In this session of Gender and Women’s Studies/English 350, we will traverse North American literary fiction, drama, manifestos, memoirs, and poetry in order to apprehend intersectional archives of gender and sexual expression from the 1960s to the present. As we interrogate how these vastly different texts might touch one another in unexpected ways, we will also contextualize them through their cultural and historical contexts in liberatory political movements in North America and abroad. Together, we will reckon with the literary and lived experiences of gender and sexual outlaws over the last half-century as they express new ways of being in the world and even new worlds.

File: GenWS-350-002_Fall-2024_Cannell.pdf

Gen&WS 449: Special Topics in Feminist Theory – Uncertainty & Possibility

In this session of Gender & Women's Studies 449, we will address feminist theories of “uncertainty, doubt,” and “skepticism,” alongside theoretical and cultural texts which take that uncertainty as a site of radical “political imagination” and possibility. By examining work from queer and feminist theorists including Gloria Anzaldúa, Audre Lorde, Barbara Johnson, Judith Butler, Eve Sedgwick, Jennifer Nash, Sara Ahmed, Marquis Bey, Jasbir Puar, and more, we will identify new forms for reckoning with uncertainty as we navigate activist pasts and imagine new feminist futures.

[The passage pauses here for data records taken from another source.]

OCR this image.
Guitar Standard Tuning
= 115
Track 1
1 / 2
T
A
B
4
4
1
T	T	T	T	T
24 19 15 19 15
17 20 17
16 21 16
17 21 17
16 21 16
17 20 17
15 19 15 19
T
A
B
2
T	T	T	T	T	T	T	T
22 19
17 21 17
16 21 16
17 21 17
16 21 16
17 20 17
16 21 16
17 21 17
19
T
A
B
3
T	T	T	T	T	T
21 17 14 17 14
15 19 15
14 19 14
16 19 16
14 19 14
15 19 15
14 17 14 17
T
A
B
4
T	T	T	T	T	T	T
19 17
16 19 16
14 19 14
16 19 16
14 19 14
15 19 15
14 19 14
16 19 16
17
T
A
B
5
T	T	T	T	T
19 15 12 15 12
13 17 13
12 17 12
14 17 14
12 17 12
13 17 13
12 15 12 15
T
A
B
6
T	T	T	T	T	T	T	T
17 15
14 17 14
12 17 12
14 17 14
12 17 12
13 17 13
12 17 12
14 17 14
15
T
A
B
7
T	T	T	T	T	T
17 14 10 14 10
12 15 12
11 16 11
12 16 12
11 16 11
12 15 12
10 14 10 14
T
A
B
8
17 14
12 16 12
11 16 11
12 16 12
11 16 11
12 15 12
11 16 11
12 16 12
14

File: GenWS-449-003_Uncertainty_Fall-2024_Cannell.pdf

Gen&WS 533: Gender, Race & Botany

With rising pandemics of mosquito-borne viruses like zika, malaria, dengue, and continuing searches for cures for Ebola, cancer, HIV/AIDS, and infectious diseases (like COVID-19), plants (in addition to animals) provide insight, inspiration, and often ingredients for possible cures. The World Intellectual Property Organization and the United Nations Educational, Scientific, and Cultural Organization have dedicated special programs for plant medicine, traditional knowledge (folklore) and genetic resources (biological specimens of plants). The high value placed on traditional knowledge, particularly from indigenous communities, has led to vandalism and biopiracy of plants (and animals) across national borders. There also deeper histories of plant knowledge and dispossession woven into the Transatlantic Slave Trade, the cotton and tobacco industry in the US South, as well as rubber from the Amazon rainforest that become crucial to world wars.

File: GWS-533_Gender-Race-and-Botany_Syllabus_2024.docx

Gen&WS 538: Queering Health: Research, Activism, and Intervention in LGBTQIA+ Health

LGBTQIA+ people experience disparities in both access to and appropriateness of healthcare. Sub-groups within the “LGBTQ+ community” have particular health concerns and needs that are often not well-addressed by current healthcare systems. In recent years, transgender and gender non-conforming people have additionally faced legislative attacks on their access to care. All of these problems may be further exacerbated by other forms of marginalization based in race, ability, class, etc., and they may also shed light on broader issues in healthcare for the general population. This course begins with a general exploration of LGBTQIA+ marginalization and medicalization, their effects on healthcare research, access, and outcomes, and the scope and role of patient autonomy, and then applies these concepts to a number of specific issues in LGBTQIA+ health such as differences of sex development or intersex, violence, mental illness, and disability, sexual health and fertility, and aging.